La vicenda, come sottolineano i familiari, non può essere archiviata come una semplice fatalità. È necessario scavare a fondo per accertare ogni possibile responsabilità e comprendere il contesto in cui si è consumata la tragedia.
Su questo punto si è soffermato anche il giornale locale “L’inchiesta di Bagheria”, che con una lunga e coraggiosa riflessione ha sollevato interrogativi scomodi. Secondo il quotidiano, la villa teatro della tragedia sarebbe stata utilizzata per anni come location per feste ed eventi, apparentemente senza le necessarie licenze e misure di sicurezza. I proprietari, originari di Aspra, sembrano svaniti nel nulla, mentre la gestione dell’immobile resta avvolta in un alone di ambiguità. Chi affittava quella villa? Chi era responsabile dei controlli? E, soprattutto, chi avrebbe dovuto garantire la sicurezza degli invitati quella notte?

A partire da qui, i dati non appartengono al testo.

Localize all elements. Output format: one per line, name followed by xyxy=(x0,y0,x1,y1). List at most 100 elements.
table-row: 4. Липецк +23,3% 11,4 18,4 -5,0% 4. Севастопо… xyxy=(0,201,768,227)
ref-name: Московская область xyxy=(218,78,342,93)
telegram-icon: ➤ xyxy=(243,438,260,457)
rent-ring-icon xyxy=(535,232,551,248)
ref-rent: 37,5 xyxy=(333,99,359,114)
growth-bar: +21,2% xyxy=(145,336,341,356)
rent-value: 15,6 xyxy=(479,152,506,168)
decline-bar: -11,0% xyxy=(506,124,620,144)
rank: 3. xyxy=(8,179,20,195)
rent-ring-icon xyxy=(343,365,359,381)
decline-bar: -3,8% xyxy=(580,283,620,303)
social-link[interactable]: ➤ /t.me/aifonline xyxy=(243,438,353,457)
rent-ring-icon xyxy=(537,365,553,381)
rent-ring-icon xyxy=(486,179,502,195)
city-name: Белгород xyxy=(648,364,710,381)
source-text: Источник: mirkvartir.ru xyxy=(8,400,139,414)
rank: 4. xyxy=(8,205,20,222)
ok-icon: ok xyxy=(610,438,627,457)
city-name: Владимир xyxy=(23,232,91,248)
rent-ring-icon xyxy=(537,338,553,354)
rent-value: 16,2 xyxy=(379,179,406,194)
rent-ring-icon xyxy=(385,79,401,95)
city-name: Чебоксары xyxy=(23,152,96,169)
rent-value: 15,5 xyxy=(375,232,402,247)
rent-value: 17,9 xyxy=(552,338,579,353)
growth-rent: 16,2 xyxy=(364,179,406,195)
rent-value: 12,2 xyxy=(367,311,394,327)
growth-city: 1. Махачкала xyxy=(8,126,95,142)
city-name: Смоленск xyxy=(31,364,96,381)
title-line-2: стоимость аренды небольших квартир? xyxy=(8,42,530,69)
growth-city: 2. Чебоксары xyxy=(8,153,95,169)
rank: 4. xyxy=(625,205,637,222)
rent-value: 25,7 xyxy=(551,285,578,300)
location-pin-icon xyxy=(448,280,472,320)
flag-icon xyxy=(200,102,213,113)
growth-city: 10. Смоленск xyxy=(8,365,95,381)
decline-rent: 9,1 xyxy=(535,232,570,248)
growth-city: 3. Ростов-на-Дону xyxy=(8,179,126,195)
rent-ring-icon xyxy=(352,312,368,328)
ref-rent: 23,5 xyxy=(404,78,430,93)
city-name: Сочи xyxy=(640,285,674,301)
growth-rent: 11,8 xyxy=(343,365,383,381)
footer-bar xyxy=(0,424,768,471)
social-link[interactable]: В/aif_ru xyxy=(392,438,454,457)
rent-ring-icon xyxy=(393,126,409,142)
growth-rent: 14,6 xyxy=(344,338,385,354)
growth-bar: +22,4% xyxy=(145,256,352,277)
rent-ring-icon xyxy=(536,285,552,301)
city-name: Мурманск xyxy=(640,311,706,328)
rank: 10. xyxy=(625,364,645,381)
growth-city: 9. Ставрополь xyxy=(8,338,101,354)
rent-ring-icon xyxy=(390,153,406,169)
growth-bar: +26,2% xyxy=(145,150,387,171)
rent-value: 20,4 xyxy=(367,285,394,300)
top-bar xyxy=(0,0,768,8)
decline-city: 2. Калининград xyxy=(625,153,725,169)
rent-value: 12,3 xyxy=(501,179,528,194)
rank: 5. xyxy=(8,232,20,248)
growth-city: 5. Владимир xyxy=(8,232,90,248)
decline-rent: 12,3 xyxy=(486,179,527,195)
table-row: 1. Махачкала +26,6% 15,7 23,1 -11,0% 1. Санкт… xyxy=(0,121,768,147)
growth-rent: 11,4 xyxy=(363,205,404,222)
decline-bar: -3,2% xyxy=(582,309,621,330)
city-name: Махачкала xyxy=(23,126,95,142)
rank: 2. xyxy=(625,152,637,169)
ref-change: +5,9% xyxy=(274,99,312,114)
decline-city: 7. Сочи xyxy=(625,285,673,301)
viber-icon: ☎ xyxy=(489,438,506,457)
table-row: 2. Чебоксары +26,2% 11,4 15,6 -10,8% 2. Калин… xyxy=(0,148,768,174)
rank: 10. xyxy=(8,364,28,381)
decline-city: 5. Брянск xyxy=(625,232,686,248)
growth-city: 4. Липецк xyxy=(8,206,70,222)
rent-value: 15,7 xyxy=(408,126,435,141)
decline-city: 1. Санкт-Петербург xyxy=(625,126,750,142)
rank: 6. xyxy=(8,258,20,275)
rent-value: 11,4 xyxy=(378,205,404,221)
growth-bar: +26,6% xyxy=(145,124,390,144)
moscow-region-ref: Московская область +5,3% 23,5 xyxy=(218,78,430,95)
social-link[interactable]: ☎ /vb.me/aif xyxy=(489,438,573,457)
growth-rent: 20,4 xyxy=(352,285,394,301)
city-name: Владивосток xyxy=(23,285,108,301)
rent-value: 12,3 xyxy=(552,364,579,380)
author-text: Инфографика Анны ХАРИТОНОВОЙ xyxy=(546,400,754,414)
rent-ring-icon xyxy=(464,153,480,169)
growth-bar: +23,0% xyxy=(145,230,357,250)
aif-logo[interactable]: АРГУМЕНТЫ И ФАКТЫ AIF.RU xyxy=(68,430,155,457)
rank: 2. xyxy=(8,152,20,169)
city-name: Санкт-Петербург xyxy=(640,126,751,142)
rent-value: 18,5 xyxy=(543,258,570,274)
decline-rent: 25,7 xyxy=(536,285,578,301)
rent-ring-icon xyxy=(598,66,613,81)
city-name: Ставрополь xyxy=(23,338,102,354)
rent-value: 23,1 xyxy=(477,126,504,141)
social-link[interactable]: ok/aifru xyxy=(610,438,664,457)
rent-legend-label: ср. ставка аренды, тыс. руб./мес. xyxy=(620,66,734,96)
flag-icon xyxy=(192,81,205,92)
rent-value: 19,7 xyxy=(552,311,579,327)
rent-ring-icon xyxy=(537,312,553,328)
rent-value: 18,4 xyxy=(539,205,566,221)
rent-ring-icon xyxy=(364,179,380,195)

Queste sono le domande che pesano come macigni. Il giornale si chiede perché, a differenza di quanto accadrebbe in una normale abitazione privata in un caso simile, la struttura non sia stata posta sotto sequestro e i proprietari indagati per omicidio colposo. Perché, in questa vicenda, sembra esserci una certa fretta di “assolvere” i gestori?
L’editoriale è un atto d’accusa non solo verso chi potrebbe avere responsabilità dirette, ma anche contro il silenzio delle istituzioni locali, che non hanno ancora espresso una parola di vicinanza o una riflessione pubblica su un evento così grave accaduto sul loro territorio.
“Non parliamo del silenzio dovuto alle indagini,” precisa “L’inchiesta”, “ma di un silenzio incomprensibile di fronte a una tragedia che colpisce un’intera comunità. Perché tutta questa omertà?”
Il caso di Simona Cinà, quindi, va oltre il dramma personale. Rischia di diventare l’emblema di un sistema in cui le regole e la sicurezza vengono sistematicamente ignorate. Il dolore dei suoi genitori si unisce alle domande dei cittadini e alle ombre di una gestione “in nero” di una villa per eventi, che per anni avrebbe operato senza controlli né responsabilità. “Non cerchiamo follower o like,” conclude l’editoriale, “vogliamo solo che emerga la verità e che una tragedia simile non accada mai più”.